Additionally, he is also the founder of PT Digi Asia Bios, a consolidated Fintech holding company that offers digital payment, credit, and remittance financial services in Indonesia. He also has a Joint Venture with Tempo Digital Media which focuses on animation for Indonesian IP characters.
He is actively involved in growing and incubating digital businesses by investing in early-stage startups and serving on their boards of directors or as an active advisor. Apart from investing, he advises other firms that are experimenting with innovative business models, such as IRMA, GrosirOne, Surge, Doogether, etc.

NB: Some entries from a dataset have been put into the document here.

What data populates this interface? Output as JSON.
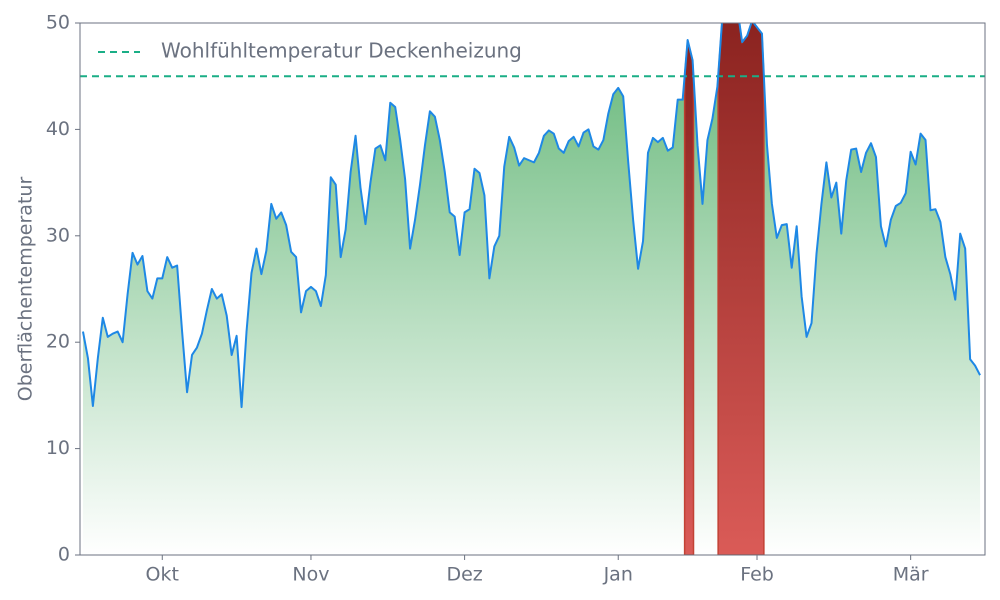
{
  "chart_data": {
    "type": "line",
    "ylabel": "Oberflächentemperatur",
    "values": [
      21,
      18.5,
      14,
      18.5,
      22.3,
      20.5,
      20.8,
      21,
      20,
      24.5,
      28.4,
      27.3,
      28.1,
      24.8,
      24.1,
      26,
      26,
      28,
      27,
      27.2,
      21,
      15.3,
      18.8,
      19.5,
      20.8,
      23,
      25,
      24.1,
      24.5,
      22.5,
      18.8,
      20.6,
      13.9,
      21,
      26.5,
      28.8,
      26.4,
      28.6,
      33,
      31.6,
      32.2,
      31,
      28.5,
      28,
      22.8,
      24.8,
      25.2,
      24.8,
      23.4,
      26.3,
      35.5,
      34.8,
      28,
      30.6,
      36,
      39.4,
      34.5,
      31.1,
      35,
      38.2,
      38.5,
      37.1,
      42.5,
      42.1,
      39,
      35.3,
      28.8,
      31.5,
      34.8,
      38.5,
      41.7,
      41.2,
      39,
      36,
      32.2,
      31.8,
      28.2,
      32.2,
      32.5,
      36.3,
      35.9,
      33.8,
      26,
      29,
      30,
      36.5,
      39.3,
      38.3,
      36.6,
      37.3,
      37.1,
      36.9,
      37.8,
      39.4,
      39.9,
      39.6,
      38.2,
      37.8,
      38.9,
      39.3,
      38.4,
      39.7,
      40,
      38.4,
      38.1,
      39,
      41.5,
      43.3,
      43.9,
      43.1,
      37,
      31.5,
      26.9,
      29.5,
      37.8,
      39.2,
      38.8,
      39.2,
      38,
      38.3,
      42.8,
      42.8,
      48.4,
      46.5,
      38.5,
      33,
      39,
      41,
      44,
      50.5,
      52,
      52,
      51.5,
      48.2,
      48.8,
      50.2,
      49.6,
      49,
      38.6,
      33,
      29.8,
      31,
      31.1,
      27,
      30.9,
      24.3,
      20.5,
      21.8,
      28.3,
      33,
      36.9,
      33.6,
      35,
      30.2,
      35.2,
      38.1,
      38.2,
      36,
      37.8,
      38.7,
      37.4,
      30.9,
      29,
      31.5,
      32.8,
      33.1,
      34,
      37.9,
      36.7,
      39.6,
      39,
      32.4,
      32.5,
      31.3,
      28,
      26.4,
      24,
      30.2,
      28.8,
      18.4,
      17.8,
      16.9
    ],
    "color": "#1e88e5",
    "fill_color": "#5cb370",
    "over_color": "#8b1a1a",
    "threshold": {
      "value": 45,
      "label": "Wohlfühltemperatur Deckenheizung",
      "color": "#1aae86"
    },
    "xlim": [
      -0.6,
      182
    ],
    "xticks": [
      {
        "value": 16,
        "label": "Okt"
      },
      {
        "value": 46,
        "label": "Nov"
      },
      {
        "value": 77,
        "label": "Dez"
      },
      {
        "value": 108,
        "label": "Jan"
      },
      {
        "value": 136,
        "label": "Feb"
      },
      {
        "value": 167,
        "label": "Mär"
      }
    ],
    "ylim": [
      0,
      50
    ],
    "yticks": [
      0,
      10,
      20,
      30,
      40,
      50
    ],
    "legend": "upper left"
  }
}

He is an Indonesian citizen, 50 years old as of December 31, 2021. He holds several degrees as a Bachelor of Business, Information System in 1992, a Bachelor of Commerce (Hons), Information System in 1993 and a Doctor of Philosophy (Ph.D.), Information Systems in 2000, the three degrees were obtained from the Curtin University of Technology, Perth, Australia.
Bunjamin J. Mailool
Bunjamin J. Mailool began his membership in the Nomination and Remuneration Committee since 2015. He also serves as the Company’s President Commissioner.
He began and built his professional career with Citibank NA Jakarta in 1989, and his last post was as Vice President in 1997. In March 1997, he joined the Lippo Group at PT Bukit Sentul Tbk, where he served as CEO until 2001. He commenced his services as President Director for PT Matahari Putra Prima Tbk in 2002 until 2018, and PT Matahari Department Store Tbk since 2009. He served as President Director of the Company from 2014 until 2015, wherein he accepted his appointment as member of the Nomination and Remuneration Committee from 2015 to this day, while concurrently serving as President Commissioner.
He is an Indonesian citizen, aged 58 as of 31 December 2021. He obtained his MBA from Oklahoma State University and BSc from California State University of Fresno, USA.
Tati Hartawan started her career at Citibank Indonesia with the last position as Global Consumer Business Human Resources Head, Senior Vice President (1989 – 2013). Then, she served as Human Capital Director in Bank Mega (2013 – 2016), before joining Lippo Group of Companies as Senior HR Executive (2016-present).
She is an Indonesian citizen and aged 55 as of 31 December 2021. She holds a Bachelor of Science Degree in Accounting from San Francisco State University, United States of America (1988).
Bagus Purboyo started his career in Human Resources at PT Voksel Electric Tbk (1990-1994). After that, he served as General Manager for Human Resources Department at PT Bukit Sentul Tbk (1994-2004), General Manager of Human Resources Department at PT Matahari Putra Prima Tbk (2004-2013), and member of Nomination and Remuneration Committee of PT Matahari Putra Prima Tbk (2015-2019). Currently, he also holds position as Commissioner of PT Surya Cipta Investama (2014-present).
He is an Indonesian citizen, aged 59 as of 31 December 2021. In 1986, he graduated from the Pembangunan Nasional University, Surabaya with a Bachelor of Science degree in Agronomy. He also attended the Widyawiyata Management Program at IPPM.